Separate section for protection rules (review, CI, no direct pushes, up-to-date merges).

Sample version:

Much more detailed (titles in specific format, screenshots, linked issues, revert plan).

Mixed protection rules into same section.

Change: I streamlined the checklist (shorter, simpler, fits classroom runbook) and separated protection rules for clarity.

5. Risks & Mitigations

My version:

Two risks: secrets leakage + merge conflicts.

Mitigations: .gitignore, scanners, env vars, small PRs, frequent merges.

Sample version:

Same two risks.

Mitigations more detailed (Colab Secrets Manager, clearing outputs, splitting notebooks).

Change: I kept risks simpler and focused on general Git hygiene rather than Colab-specific mitigations.




---
## Submission Checklist (to your team repo + Brightspace link)

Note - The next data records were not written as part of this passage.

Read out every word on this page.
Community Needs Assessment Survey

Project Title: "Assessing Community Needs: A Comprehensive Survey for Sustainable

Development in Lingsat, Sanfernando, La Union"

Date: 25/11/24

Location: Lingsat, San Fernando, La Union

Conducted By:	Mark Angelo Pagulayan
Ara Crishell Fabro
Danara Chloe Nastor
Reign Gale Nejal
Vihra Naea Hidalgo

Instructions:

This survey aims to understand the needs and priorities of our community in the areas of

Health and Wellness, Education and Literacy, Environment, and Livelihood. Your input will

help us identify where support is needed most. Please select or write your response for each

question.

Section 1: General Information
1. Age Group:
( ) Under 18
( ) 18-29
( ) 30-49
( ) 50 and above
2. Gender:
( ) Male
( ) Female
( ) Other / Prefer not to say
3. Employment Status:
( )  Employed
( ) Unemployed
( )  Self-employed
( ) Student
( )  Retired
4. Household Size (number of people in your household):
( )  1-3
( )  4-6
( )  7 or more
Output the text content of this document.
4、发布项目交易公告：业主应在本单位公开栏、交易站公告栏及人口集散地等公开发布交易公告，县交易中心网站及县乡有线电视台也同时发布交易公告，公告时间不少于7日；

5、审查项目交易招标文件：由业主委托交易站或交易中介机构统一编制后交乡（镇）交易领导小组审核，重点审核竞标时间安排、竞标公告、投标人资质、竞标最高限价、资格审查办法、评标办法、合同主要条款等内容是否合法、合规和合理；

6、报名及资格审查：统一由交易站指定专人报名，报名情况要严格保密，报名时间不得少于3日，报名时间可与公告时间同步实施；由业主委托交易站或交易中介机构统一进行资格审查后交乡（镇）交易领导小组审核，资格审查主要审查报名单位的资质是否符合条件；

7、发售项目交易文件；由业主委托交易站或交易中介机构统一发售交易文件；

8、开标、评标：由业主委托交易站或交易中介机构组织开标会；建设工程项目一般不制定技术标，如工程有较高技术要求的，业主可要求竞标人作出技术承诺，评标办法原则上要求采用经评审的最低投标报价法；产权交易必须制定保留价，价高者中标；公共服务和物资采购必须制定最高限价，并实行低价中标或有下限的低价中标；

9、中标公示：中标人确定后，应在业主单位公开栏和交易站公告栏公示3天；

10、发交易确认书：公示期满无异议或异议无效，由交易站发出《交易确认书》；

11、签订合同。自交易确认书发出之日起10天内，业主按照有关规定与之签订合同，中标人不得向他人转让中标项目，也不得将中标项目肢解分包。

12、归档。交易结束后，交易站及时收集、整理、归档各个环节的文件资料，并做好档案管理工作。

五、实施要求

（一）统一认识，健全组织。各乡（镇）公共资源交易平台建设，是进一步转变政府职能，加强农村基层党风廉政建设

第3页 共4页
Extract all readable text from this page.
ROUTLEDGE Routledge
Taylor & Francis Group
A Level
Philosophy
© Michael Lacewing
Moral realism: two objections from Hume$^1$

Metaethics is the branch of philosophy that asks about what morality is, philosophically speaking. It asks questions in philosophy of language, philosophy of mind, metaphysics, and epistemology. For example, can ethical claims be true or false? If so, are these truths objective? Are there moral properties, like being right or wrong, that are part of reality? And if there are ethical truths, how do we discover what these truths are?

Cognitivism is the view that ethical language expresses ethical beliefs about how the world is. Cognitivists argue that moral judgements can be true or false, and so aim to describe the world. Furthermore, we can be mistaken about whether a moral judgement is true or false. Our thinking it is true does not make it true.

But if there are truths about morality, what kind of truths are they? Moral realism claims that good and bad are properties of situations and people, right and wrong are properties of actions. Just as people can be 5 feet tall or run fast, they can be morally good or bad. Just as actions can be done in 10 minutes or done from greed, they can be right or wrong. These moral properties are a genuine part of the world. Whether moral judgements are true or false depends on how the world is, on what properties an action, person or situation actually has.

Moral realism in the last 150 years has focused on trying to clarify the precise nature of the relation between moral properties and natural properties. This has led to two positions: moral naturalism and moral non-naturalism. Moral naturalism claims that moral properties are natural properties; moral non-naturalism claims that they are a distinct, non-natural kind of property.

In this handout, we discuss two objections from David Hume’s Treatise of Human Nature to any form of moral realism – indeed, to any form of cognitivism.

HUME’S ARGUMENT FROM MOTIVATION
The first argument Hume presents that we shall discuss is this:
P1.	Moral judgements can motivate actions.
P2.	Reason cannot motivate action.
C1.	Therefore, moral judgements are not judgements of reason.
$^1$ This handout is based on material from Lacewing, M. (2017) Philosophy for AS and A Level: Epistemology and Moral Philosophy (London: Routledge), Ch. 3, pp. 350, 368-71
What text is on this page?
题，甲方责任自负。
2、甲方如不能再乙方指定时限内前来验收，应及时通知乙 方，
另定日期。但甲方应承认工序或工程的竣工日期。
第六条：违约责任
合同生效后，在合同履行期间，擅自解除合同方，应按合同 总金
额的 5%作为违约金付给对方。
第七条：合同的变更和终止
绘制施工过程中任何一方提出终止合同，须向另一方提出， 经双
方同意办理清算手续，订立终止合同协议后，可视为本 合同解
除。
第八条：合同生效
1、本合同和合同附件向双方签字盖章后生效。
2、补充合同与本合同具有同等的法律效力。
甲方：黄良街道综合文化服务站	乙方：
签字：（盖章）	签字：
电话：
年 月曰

- [ ] All **Reflection** sections completed (A1–A3, B1–B3, C1–C3, Capstone).
- [ ] Any code snippets pasted are **validated** and include a 1‑line explanation.
- [ ] Notebook runs top‑to‑bottom without errors (where code cells exist).
- [ ] Commit message: `week2.1-prompt-practice` and open a PR for review.
- [ ] Add this notebook path to your repo **README.md** under Week 2.1.